[PR #15505] kvcache: add TurboQuant compressed KV cache #77473

Open
opened 2026-05-05 10:08:18 -05:00 by GiteaMirror · 0 comments
Owner

📋 Pull Request Information

Original PR: https://github.com/ollama/ollama/pull/15505
Author: @mverrilli
Created: 4/11/2026
Status: 🔄 Open

Base: mainHead: turboquant


📝 Commits (4)

  • c30ed52 turboquant: KV cache compression primitives
  • 43ffa30 ggml: add CUDA kernels and ops for TurboQuant KV compression
  • 65bda0f ml/backend/ggml: port TurboQuant kernels to Metal
  • 4834c76 kvcache: TurboQuant compressed KV cache

📊 Changes

64 files changed (+25395 additions, -81 deletions)

View changed files

📝 fs/ggml/ggml.go (+36 -5)
📝 kvcache/cache.go (+9 -0)
📝 kvcache/causal.go (+144 -53)
📝 kvcache/recurrent.go (+14 -1)
kvcache/turboquant.go (+805 -0)
kvcache/turboquant_test.go (+144 -0)
llama/patches/0037-ggml-add-CUDA-kernels-and-ops-for-TurboQuant-KV-comp.patch (+4026 -0)
llama/patches/0038-ml-backend-ggml-port-TurboQuant-kernels-to-Metal.patch (+3631 -0)
📝 ml/backend.go (+76 -1)
📝 ml/backend/ggml/ggml.go (+550 -12)
📝 ml/backend/ggml/ggml/include/ggml.h (+211 -1)
📝 ml/backend/ggml/ggml/src/ggml-backend.cpp (+10 -4)
📝 ml/backend/ggml/ggml/src/ggml-cpu/ggml-cpu.c (+23 -0)
📝 ml/backend/ggml/ggml/src/ggml-cpu/ggml-cpu.cpp (+9 -0)
📝 ml/backend/ggml/ggml/src/ggml-cuda/ggml-cuda.cu (+28 -0)
ml/backend/ggml/ggml/src/ggml-cuda/tq-dequant.cu (+758 -0)
ml/backend/ggml/ggml/src/ggml-cuda/tq-dequant.cuh (+6 -0)
ml/backend/ggml/ggml/src/ggml-cuda/tq-encode-v.cu (+198 -0)
ml/backend/ggml/ggml/src/ggml-cuda/tq-encode-v.cuh (+5 -0)
ml/backend/ggml/ggml/src/ggml-cuda/tq-encode.cu (+900 -0)

...and 44 more files

📄 Description

Summary

Adds a GPU-resident compressed KV cache based on TurboQuant
(arXiv 2504.19874) with extensions for
real-model robustness: per-sub-block asymmetric primary quantization and a
32-channel outlier split. Compressed K (and optionally V) live in GPU memory
with a per-layer Householder QR rotation, a Lloyd-Max codebook, per-sub-block
mean/scale, and an outlier sub-stream stored at a higher bit width.
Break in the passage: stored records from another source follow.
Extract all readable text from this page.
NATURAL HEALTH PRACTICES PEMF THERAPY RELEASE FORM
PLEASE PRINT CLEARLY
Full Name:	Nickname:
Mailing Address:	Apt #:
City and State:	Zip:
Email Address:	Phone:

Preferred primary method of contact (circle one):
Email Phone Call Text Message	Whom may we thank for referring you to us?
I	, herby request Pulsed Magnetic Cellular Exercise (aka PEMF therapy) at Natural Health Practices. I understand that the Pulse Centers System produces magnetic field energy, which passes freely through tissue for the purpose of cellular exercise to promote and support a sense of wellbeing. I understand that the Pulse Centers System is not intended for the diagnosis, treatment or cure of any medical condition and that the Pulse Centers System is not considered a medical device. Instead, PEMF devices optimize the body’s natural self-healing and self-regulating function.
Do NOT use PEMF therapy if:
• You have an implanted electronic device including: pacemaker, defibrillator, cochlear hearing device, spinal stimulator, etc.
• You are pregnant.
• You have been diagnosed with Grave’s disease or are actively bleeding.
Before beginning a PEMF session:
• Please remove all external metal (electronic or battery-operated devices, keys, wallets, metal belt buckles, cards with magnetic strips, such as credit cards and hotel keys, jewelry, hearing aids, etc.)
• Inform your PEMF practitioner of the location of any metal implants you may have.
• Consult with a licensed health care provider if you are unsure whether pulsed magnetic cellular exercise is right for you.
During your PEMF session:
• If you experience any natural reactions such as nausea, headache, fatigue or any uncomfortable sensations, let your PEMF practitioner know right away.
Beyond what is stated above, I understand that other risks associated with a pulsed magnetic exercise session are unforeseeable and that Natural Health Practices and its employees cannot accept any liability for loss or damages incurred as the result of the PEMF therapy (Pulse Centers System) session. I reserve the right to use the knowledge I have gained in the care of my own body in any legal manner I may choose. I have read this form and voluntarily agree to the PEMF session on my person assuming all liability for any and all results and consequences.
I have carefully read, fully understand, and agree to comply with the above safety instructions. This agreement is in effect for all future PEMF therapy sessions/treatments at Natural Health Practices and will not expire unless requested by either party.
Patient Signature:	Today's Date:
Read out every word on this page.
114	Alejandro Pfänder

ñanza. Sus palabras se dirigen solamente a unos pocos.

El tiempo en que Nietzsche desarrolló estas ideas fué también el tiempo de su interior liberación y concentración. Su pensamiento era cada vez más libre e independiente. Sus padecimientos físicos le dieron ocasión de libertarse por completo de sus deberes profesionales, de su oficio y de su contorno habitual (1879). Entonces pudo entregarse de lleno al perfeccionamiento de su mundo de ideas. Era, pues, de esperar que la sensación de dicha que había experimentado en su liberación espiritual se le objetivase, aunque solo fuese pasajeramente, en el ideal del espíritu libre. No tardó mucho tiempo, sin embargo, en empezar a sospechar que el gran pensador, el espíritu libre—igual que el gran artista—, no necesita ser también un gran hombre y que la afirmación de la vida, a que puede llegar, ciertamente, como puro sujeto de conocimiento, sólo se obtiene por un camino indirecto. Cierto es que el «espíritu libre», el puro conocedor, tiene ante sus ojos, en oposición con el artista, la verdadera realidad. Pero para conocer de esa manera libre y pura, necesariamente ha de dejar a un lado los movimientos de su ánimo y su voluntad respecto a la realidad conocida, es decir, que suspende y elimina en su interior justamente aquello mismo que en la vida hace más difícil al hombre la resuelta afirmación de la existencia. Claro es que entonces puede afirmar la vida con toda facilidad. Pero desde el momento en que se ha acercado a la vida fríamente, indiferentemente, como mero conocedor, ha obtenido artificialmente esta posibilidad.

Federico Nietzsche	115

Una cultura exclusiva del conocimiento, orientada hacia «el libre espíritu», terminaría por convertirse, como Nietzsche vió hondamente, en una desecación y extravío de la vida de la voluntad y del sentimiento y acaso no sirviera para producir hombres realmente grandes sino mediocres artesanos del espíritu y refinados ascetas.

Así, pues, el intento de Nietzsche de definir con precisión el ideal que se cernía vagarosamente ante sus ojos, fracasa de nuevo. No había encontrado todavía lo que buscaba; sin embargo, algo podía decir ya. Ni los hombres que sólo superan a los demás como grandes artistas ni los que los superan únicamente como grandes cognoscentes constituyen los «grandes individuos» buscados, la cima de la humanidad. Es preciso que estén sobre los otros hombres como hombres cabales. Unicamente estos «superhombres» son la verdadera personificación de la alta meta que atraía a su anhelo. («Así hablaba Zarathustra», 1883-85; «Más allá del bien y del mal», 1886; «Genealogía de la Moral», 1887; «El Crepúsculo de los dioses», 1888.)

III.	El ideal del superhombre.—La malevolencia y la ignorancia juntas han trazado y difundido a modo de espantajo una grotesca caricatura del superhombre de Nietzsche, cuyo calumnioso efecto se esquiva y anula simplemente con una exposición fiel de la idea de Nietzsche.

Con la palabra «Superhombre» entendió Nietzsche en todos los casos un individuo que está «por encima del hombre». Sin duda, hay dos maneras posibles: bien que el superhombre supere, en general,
Non-TQ users see no behaviour or performance change — the entire path is
gated on OLLAMA_KV_CACHE_TYPE=tq*.

Presets

Set via OLLAMA_KV_CACHE_TYPE. All six presets use asymmetric per-sub-block
primary quantization with a 32-channel outlier split.

Preset Primary bits K bits V bits Effective bits/elem Use when
tq2k 2 2 f16 ~2.25 (K) tightest K, V quality matters
tq2 2 2 2 ~2.25 smallest cache
tq3k 3 3 f16 ~3.25 (K) balanced K-only (default-recommended for K-only)
tq3 3 3 3 ~3.25 balanced (default-recommended for K+V)
tq4k 4 4 f16 ~4.25 (K) highest K fidelity, V at f16
tq4 4 4 4 ~4.25 highest fidelity, both K and V

The *k variants halve the savings versus their K+V siblings but keep V at
full precision — useful when V quality matters more than total cache size.

Platform support

NVIDIA (CUDA). Pascal (cc 6.1+) and newer. Pascal is special-cased:
smaller block size and a pre-loaded shared-memory Q tile to avoid the
divergent-shuffle pattern that triggers on the older warp-shuffle path.
Validated on Tesla P40 (Pascal cc 6.1) and RTX 5060 (Blackwell).

AMD (ROCm). RDNA wave32 (gfx1030+). Wave64 AMD (Vega / GCN / CDNA) is
explicitly blocked — the __shfl_sync(width=32) codebook lookup produces
garbage on 64-wide wavefronts. RDNA1 (gfx1010–gfx1012) shares ccMajor=16
with RDNA2 and is admitted by the gate but untested. Validated on RX 7600
(RDNA3, gfx1102).

Apple Silicon (Metal). All M-series GPUs. SIMD groups are natively
32-wide so __shfl_sync(width=32) maps 1-to-1 to simd_shuffle /
simd_shuffle_xor. The Metal port covers all six ship presets (asymmetric
primary + outlier split) at head dims 64, 128, and 256. Metal and CUDA
share the on-disk block format byte-for-byte.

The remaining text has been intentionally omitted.